Satan’s first attempt was a swing and a miss. But Satan refused to quit. “Ok, so you don’t doubt God’s word. That’s good. Doubting God is never a good thing. Good for you. But do you believe it? I mean do you really believe it? Do you trust Him with your life? He promised to watch over you and protect you. If you trust him show you trust Him. Words are cheap. Action is what counts. Do something to show your faith and trust in God. Jump off this temple. God has promised He would not even let you stub your toe. So trust God. Jump! Because if you don’t, you know what that means. You don’t really trust God. So jump!

Faith in God does not mean, we are to play in the middle of the street. It does not mean we are not to prepare for danger. Trust in God means we are to take advantage of all He provides. He is good. Trusting in God’s providence does not mean we are to tempt God. Jesus once again replied to Satan with scripture. “You shall not put the Lord your God to the test.” (Deuteronomy 6:16)

When Satan takes Jesus to the pinnacle of the temple and tells him to jump, he quotes Psalms 91:11-12. But he abuses the text. He makes it say the opposite of what it means. The Psalm is an exhortation to trust God. Satan turns it on its head. He makes it a test. He casts doubt on God’s faithfulness. To presume on God is not faith. It is no faith at all.

Satan distorted Scripture. What does Christ do? He does not argue about what it says. Satan was accurate when he quoted Scripture. But we must let scripture interpret scripture. Does Christ allow him to seize and carry off the Scripture? No, He quotes Scripture in his turn and refutes Satan’s wicked slander. Satan often covers his deception with Scripture. Men try to subvert our faith the same way. Let’s use the armor of Scripture to protect our faith.

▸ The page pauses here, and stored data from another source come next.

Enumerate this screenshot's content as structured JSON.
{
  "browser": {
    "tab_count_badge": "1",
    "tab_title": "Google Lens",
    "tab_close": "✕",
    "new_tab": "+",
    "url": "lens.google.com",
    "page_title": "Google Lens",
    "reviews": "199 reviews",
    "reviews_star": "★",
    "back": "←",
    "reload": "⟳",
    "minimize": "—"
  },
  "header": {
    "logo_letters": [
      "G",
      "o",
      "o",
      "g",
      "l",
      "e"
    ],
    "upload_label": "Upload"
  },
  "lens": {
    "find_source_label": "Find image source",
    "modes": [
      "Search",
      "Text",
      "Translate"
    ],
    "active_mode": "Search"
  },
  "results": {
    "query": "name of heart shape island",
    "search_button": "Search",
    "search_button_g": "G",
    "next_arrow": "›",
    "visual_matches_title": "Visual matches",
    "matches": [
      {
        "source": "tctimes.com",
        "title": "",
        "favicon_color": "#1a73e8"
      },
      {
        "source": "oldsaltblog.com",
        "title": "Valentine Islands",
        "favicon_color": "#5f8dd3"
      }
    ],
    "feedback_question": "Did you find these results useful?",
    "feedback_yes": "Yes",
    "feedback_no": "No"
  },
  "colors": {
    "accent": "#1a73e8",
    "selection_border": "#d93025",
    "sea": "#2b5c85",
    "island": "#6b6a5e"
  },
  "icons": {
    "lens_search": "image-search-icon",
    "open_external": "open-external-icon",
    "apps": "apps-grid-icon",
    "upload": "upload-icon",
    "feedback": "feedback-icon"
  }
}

Satan was not through yet. So he said to Jesus. “Look I know who you are and why you were here. You and I both know the end result. We both know in the end you gonna win. You are going to go to the cross and die a painful and slow death. And between here and there people are going to hate you. They are going to despise you. It is going to be a hard life. And it will end in a painful death. So tell you what. Since we both know you are going to win. Why don’t I surrender now? All I ask in return is a little worship. That’s it. Don’t put yourself through all that. Why do it the hard way? No one is here. No one will see. No one will ever know. You can have it all without the pain, without the suffering. What is one little genuflect compared to all I’m offering you.

How many times has the temptation overtaken us? It seems like such a little thing. No one will know. This is a private matter. What difference does it make? Those private sins are still sins. They are rebellion against God. Sin is not about who knows. It is about rather or not we are obedient to God.

This offer seems to energize Jesus. Begone! Jesus is through playing games. Satan had stepped over the line. Jesus once again recites scripture. “You shall worship the Lord and him only shall you serve. (Deuteronomy 6:13-14)

At that Satan left. He knew he crossed the line.

Much ink is spilled on spiritual warfare. Christ gives us an example. He quotes scripture. I can sum up how to win a spiritual battle. No need to buy all those books. Know the scripture. If you were hoping for a secret formula there it is. There is a saying. If you want to keep something secret put it in a book. So there you go. You know where all the secrets are. They are in THE book.

Satan was after our salvation. Jesus did more than pay for our sins on the cross. He lived a perfect life. He imputes His righteousness to us. If Satan had succeeded we would have no hope of salvation.

Jesus was tempted in every way like as we are. (Hebrews 4:15) But He did not sin. He represents us before God as a “merciful and faithful high priest.” (Hebrews 2:17) He knows through His human nature what temptation is.